Many such tests are what we might call ‘weighted tests’ – these are tests which allocate different amounts of points to different criteria. This is the case with all of the UK tests, as it is with the majority of the 26 tests that Maria and I have looked at so far. It is not necessary, then, to score all of the points on these tests, merely enough to pass. To pass the current test for VGTR, you need to score 16 of a possible 31 points, and there is no virtue in obtaining a score higher than 16. It is, though, possible to optimise your route through the test should you so choose, with careful attention to the criteria and to how your creative project is structured and staffed.

So weighted tests in this mode are not generally about high scoring, although in a few cases – for example the cultural test for the Portuguese Cinematographic and Audiovisual Production Incentive (see Articles 7 & 8, and Addendum II) – a higher score can result in additional support.
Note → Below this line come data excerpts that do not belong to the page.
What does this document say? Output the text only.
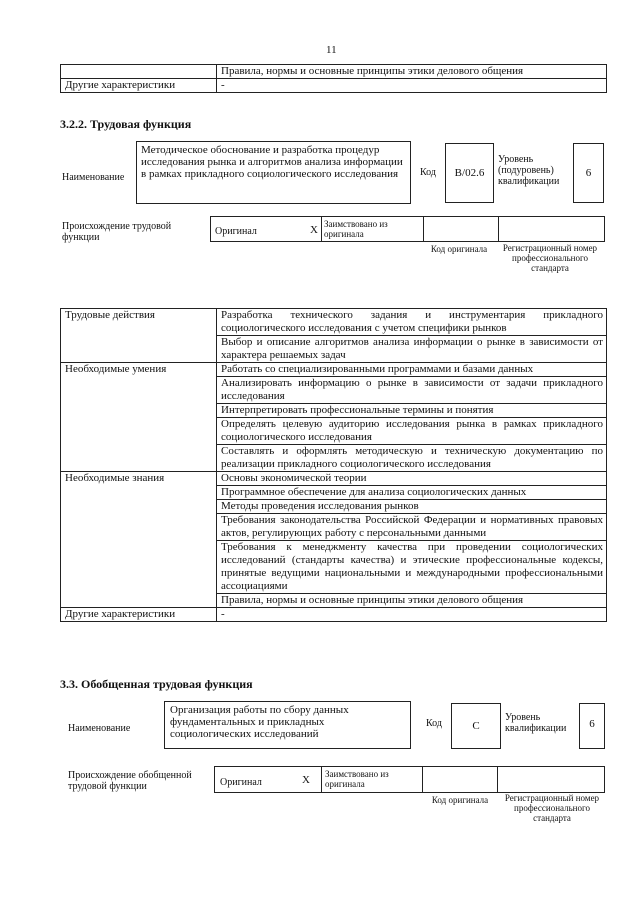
11
	Правила, нормы и основные принципы этики делового общения
Другие характеристики	-
3.2.2. Трудовая функция
Наименование
Методическое обоснование и разработка процедур исследования рынка и алгоритмов анализа информации в рамках прикладного социологического исследования	Код	B/02.6
Уровень (подуровень) квалификации
6
Происхождение трудовой функции
Оригинал	X Заимствовано из оригинала
Код оригинала	Регистрационный номер профессионального стандарта
Трудовые действия	Разработка технического задания и инструментария прикладного социологического исследования с учетом специфики рынков
	Выбор и описание алгоритмов анализа информации о рынке в зависимости от характера решаемых задач
Необходимые умения	Работать со специализированными программами и базами данных
	Анализировать информацию о рынке в зависимости от задачи прикладного исследования
	Интерпретировать профессиональные термины и понятия
	Определять целевую аудиторию исследования рынка в рамках прикладного социологического исследования
	Составлять и оформлять методическую и техническую документацию по реализации прикладного социологического исследования
Необходимые знания	Основы экономической теории
	Программное обеспечение для анализа социологических данных
	Методы проведения исследования рынков
	Требования законодательства Российской Федерации и нормативных правовых актов, регулирующих работу с персональными данными
	Требования к менеджменту качества при проведении социологических исследований (стандарты качества) и этические профессиональные кодексы, принятые ведущими национальными и международными профессиональными ассоциациями
	Правила, нормы и основные принципы этики делового общения
Другие характеристики	-
3.3. Обобщенная трудовая функция
Наименование
Организация работы по сбору данных фундаментальных и прикладных социологических исследований
Код	C
Уровень квалификации	6
Происхождение обобщенной трудовой функции	Оригинал	X Заимствовано из оригинала
Код оригинала	Регистрационный номер профессионального стандарта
In all cases, though, the scoring structures signal that not all criteria are of equal importance. They privilege (allocate more points for) some cultural elements above others, and thus articulate a hierarchy which encourages some approaches more than others.

In an environment where optimised behaviour is rewarded, we can expect players – here, creative businesses – to respond to the structures before them. This can be problematic, as scoring structures can overly restrict ‘successful’ play to a narrow range of options, understood as the ‘right way’ to play the game. In the historical board game Britannia, for example, the largest numbers of points are allocated for reproducing a defined narrative of British history, represented by specific peoples controlling specific territories at specific dates. As one reviewer observes: ‘it isn’t just history that’s written by the victors; it’s the scoring rules too’.

To make a game competitive, game designers will often seek to mitigate the impact of ‘high scoring’ components through balancing mechanisms, for example by increasing the risk of choosing a high-value option (e.g. gambling) or by incorporating diminishing returns. To the extent that cultural tests do this, they do so by requiring minimum scores in particular test sections (say, a minimum number of points in the ‘cultural content’ section), or by adding conditions which restrict eligible combinations of points (for example, the VGTR test includes ‘Undetermined Location’ and ‘Golden Points’ rules).

We should, however, remember, that cultural tests are themselves effectively game-balancing mechanisms, intended to manage player (Member State) behaviour in the internal market and mitigate competitive advantage gained through the use of State aid. Cultural tests, therefore, are game-like, serve a game function, and are subject to gaming. The schemes they relate to incentivise cultural production; the tests themselves incentivise particular interpretations of culture.